To Be Honest: Senior News Editors Say Goodbye

By Katie Tabeling
Outgoing News Editor

Don't you forget about me
Photo by Katie Despeaux
Feature Photo: Editor Megan McCurdy
Don’t you forget about me

To be honest, I never thought I would be a journalist. I’d seen the movies— they harass their sources like vultures around a carcass, objectivity is just a word that easily gets thrown out the window, and they run over anyone to meet their deadline. But at the Lit House Open House for literary types, I was hypnotized by promises of publication and getting my name out there. But no way was I becoming a soul-less muckraker, bottom feeding on people’s misery.

In that first year of reporting for The Elm on the theater beat, I slowly realized that not all journalism was about terrorizing people for information. On my own terms, I went to theater shows and interviewed seniors involved with the productions. I learned about the different paths students took to arrive on the stage, such as acting in productions since middle school or just trying out for a show on a whim. By the time I applied to be Opinion Editor of The Elm at the end of my freshman year, I finally understood what being a journalist was really about: getting someone’s story out there and giving them a voice.

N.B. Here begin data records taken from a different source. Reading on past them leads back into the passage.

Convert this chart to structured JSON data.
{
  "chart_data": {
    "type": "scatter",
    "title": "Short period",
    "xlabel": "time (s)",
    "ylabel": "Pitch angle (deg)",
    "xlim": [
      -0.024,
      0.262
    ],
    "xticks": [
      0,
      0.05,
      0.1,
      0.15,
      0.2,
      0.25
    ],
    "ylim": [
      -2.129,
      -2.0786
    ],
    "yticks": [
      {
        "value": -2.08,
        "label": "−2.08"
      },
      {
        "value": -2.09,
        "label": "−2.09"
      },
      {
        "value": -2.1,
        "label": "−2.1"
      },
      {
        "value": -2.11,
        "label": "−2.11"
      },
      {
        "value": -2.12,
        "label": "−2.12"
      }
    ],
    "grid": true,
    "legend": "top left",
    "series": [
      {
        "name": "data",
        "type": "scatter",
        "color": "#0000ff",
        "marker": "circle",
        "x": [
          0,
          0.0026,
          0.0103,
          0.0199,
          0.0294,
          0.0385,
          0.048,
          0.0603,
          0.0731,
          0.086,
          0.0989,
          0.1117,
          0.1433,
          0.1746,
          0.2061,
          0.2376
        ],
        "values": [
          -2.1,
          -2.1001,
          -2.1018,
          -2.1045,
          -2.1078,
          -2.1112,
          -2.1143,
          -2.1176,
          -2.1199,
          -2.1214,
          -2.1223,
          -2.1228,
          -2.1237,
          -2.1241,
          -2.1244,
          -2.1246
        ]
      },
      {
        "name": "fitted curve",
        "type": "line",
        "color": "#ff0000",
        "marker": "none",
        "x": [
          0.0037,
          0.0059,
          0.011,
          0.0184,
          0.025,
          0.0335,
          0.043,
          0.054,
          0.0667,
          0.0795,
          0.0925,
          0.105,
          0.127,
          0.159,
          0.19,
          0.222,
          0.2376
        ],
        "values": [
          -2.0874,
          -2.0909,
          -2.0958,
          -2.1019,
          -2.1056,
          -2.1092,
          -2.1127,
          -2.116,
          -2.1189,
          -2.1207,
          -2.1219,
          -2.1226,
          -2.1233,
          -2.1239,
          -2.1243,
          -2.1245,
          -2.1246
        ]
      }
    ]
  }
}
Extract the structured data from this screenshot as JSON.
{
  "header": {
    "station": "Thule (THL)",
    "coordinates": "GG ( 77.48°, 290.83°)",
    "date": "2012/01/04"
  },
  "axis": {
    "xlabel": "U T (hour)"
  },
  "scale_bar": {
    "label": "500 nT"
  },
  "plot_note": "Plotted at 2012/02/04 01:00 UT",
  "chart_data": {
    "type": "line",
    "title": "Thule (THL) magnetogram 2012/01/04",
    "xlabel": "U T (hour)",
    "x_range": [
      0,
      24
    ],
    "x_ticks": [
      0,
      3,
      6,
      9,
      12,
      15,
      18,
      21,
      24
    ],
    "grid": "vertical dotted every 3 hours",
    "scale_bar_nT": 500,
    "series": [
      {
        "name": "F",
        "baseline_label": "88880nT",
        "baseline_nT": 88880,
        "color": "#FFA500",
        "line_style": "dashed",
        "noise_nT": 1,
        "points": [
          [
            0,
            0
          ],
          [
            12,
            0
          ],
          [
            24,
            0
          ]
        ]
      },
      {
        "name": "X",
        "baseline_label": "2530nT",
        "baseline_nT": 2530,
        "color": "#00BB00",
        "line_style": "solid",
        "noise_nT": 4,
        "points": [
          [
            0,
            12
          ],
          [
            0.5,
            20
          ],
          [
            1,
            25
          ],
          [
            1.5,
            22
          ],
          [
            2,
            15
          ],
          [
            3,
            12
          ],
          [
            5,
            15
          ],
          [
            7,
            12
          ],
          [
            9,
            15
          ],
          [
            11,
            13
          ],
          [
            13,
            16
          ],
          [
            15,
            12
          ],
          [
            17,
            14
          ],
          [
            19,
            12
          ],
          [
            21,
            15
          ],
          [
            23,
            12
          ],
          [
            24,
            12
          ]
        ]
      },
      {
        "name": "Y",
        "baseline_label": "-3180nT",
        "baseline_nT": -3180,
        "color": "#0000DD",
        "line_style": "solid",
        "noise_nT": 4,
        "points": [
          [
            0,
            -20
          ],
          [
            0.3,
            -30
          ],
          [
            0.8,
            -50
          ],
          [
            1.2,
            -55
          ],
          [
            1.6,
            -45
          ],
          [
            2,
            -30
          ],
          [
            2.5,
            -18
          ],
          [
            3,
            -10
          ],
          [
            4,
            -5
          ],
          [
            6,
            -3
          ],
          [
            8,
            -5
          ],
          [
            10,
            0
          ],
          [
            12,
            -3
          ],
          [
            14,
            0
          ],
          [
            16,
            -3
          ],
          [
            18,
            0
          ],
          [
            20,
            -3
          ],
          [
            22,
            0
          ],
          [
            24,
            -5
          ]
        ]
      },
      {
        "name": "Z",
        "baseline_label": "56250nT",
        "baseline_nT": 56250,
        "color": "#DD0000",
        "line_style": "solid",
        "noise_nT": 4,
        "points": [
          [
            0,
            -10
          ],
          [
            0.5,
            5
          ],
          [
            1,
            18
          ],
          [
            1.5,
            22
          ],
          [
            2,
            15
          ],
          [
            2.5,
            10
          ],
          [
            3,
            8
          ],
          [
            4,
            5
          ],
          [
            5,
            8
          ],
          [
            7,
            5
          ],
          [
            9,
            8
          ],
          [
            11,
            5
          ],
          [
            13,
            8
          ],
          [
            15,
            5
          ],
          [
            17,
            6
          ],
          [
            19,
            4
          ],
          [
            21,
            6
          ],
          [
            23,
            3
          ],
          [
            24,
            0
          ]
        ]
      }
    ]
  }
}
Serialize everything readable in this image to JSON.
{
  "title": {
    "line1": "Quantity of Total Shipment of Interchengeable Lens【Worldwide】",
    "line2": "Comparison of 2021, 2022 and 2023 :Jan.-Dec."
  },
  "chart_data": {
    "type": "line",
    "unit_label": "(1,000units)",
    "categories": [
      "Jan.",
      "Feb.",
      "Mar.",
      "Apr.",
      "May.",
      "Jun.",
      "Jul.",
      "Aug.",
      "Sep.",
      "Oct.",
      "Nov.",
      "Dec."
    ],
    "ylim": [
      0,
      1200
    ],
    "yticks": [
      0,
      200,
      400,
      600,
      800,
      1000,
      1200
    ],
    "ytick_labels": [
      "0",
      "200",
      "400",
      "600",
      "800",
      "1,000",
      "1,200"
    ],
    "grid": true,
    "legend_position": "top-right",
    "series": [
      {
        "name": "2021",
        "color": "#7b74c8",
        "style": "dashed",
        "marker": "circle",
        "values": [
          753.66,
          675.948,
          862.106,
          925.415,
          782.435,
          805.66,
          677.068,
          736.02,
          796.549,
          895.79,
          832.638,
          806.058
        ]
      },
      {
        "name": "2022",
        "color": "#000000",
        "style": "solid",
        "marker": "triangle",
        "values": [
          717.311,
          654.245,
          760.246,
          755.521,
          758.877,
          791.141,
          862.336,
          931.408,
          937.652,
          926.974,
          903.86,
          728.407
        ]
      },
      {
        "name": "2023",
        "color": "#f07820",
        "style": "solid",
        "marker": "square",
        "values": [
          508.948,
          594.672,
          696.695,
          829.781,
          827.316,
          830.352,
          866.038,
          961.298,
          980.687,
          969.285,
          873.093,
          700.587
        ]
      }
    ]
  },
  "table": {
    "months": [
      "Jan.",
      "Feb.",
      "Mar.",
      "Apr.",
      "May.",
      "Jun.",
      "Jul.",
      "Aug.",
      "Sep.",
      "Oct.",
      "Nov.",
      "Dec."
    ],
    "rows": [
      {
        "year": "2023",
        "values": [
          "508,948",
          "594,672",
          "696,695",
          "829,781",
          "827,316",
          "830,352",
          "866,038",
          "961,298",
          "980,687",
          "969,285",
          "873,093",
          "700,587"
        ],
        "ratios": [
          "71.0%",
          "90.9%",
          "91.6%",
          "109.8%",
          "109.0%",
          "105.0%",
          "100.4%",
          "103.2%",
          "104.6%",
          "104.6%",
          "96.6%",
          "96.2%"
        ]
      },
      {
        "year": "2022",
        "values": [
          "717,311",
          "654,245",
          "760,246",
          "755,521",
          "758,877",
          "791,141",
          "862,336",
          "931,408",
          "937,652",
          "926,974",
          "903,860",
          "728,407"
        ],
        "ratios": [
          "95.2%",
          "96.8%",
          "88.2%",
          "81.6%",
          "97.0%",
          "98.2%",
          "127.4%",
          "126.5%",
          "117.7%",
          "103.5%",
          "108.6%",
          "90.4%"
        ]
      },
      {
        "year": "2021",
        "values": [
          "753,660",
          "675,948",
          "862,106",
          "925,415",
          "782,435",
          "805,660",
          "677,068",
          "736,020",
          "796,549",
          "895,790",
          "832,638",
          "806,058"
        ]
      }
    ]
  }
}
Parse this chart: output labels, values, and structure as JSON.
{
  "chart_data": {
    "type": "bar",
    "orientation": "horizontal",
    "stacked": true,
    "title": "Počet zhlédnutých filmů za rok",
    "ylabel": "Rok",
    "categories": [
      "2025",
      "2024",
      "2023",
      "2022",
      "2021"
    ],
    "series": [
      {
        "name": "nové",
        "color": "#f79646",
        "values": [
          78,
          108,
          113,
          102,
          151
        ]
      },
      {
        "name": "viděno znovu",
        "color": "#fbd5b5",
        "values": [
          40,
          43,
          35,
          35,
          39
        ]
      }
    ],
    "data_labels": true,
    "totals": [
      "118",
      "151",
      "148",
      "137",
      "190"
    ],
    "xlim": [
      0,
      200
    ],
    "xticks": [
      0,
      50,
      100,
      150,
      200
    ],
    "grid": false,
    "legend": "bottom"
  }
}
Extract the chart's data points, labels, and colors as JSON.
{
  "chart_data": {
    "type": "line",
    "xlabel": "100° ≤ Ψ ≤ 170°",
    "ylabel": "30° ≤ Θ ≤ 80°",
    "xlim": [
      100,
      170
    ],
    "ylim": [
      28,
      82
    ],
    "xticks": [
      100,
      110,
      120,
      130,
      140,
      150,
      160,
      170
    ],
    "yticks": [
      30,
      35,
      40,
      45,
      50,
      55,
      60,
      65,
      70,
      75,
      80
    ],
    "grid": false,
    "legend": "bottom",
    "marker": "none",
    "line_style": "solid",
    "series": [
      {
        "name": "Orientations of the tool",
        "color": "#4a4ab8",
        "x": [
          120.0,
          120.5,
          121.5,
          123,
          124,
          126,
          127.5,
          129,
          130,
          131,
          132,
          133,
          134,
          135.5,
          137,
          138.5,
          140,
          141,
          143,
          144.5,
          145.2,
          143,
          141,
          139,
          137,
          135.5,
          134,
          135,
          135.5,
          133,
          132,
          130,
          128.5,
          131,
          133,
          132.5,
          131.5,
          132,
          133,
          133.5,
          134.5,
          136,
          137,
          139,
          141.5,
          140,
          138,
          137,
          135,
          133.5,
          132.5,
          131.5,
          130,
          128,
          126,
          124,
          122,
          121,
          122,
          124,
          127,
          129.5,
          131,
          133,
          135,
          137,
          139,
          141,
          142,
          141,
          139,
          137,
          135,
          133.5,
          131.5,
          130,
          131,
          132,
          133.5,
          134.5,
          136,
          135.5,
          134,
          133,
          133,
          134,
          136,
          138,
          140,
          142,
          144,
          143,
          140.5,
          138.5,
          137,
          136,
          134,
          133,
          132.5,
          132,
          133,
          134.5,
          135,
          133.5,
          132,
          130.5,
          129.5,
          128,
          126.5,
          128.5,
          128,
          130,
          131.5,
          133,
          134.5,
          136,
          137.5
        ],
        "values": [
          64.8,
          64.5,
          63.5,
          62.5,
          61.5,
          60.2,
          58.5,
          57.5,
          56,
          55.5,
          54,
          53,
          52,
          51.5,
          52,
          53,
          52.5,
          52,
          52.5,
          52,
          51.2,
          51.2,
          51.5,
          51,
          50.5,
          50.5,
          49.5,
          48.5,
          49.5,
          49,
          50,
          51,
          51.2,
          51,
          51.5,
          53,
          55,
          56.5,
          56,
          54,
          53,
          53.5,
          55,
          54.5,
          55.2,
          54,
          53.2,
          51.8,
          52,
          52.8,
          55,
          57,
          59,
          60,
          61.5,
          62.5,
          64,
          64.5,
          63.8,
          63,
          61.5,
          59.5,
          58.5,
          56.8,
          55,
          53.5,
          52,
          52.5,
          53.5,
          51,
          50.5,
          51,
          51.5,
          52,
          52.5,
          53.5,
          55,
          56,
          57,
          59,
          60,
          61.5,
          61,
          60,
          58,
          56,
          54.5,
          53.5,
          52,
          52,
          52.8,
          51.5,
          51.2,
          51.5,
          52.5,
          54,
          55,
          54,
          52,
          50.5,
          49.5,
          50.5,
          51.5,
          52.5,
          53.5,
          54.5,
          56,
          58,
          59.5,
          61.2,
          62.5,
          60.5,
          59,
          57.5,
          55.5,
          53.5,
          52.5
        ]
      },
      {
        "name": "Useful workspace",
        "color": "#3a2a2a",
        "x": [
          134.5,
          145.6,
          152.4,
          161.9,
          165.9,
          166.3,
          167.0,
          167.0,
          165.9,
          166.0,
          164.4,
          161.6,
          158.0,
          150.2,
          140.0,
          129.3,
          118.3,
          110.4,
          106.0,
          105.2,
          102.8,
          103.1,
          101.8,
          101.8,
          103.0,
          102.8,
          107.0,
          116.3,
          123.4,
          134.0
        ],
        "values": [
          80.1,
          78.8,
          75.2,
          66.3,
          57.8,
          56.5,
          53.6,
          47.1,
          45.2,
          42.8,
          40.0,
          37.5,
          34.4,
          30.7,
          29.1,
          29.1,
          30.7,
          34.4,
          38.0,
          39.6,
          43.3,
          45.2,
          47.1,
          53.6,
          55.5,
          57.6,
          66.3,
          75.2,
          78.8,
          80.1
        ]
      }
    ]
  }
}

I continued as Opinion Editor through rocky meetings with writers, crazy scandals about editorials, and struggling to learn how to lay out a page at 2 a.m. on Wednesday nights. The real scary thing was that I loved every second of it. I was working with the brightest, most opinionated people on this campus. I approached my friends to join my staff because I believed that differences in point of view could deliver a new, fresh way of looking at the campus and the world. And the more I worked on editing their articles, and placing them on the pages, the more invested I began in getting their opinions out there in the world, the more I believed people were listening. When I became News Editor this year, it wasn’t just about getting opinions. It was now about getting to the heart of what Washington College should be saying to their students.

If there’s anything I want WC to learn from me, a wise old senior, it’s this: never forget the people. Without the people, there would be no one reading the paper. There would be no one to answer The Elm’s questions, and in turn no one to answer the student body. The students here are the reason why this college exists 200 years later: to learn from the wonderful experience this college has to offer. Listen to the students here. We have come from different walks of life, and have different experiences on this campus. We may not have the wisdom or experience the professors or the faculty have under their belts, but we live on this campus. We live in this world as well. Give us a chance, the people here— on this staff and this campus— care.

A few words of thanks:

To Melissa: I have taken your class four times over, invaded your office hours, and hassled you about my life decisions. You have always held my hand when I wanted it and critiqued me when I needed it. You have inspired me to not rule out any option. I would not be the person I am today without you.

To Megan: I’m not going to lie, it was a little strange working with someone after two years of flying solo, but I am proud to have worked alongside you, your amazing writing skills, your punny headlines, and your majestical Photoshop skills. This section would have been nothing without you.

To Amanda, Paige, Grace, Katie, Taylor: Even though I’ve been on the editor staff the longest, you guys made Monday nights easy and hilarious. Even though I bicker with you all, it has been an honor to have worked with you. You all have done amazing work in the one year you have been here. Take pride.

To Kent County News: I was a little nervous switching to News this year, but you guys have taught me small lessons I never thought I needed, from conducting phone interviews to keeping your cool even though the world seems like it’s against you. You reminded me that journalists are here to give a voice to the people, no matter if we’re in a small town.

To Emily and Catalina: You two have excelled in everything Megan and I thought you would. We wish you all the best, and know you’re going to do an amazing job. Keep the faith.

To all the readers out there: Thanks for sticking with me through my four-year tenure here at The Elm. Working for a newspaper may not pay much, but it sure as hell is gratifying to get the word out on what you want to hear. Keep on reading. Keep on sending The Elm article ideas and letters. We’re listening.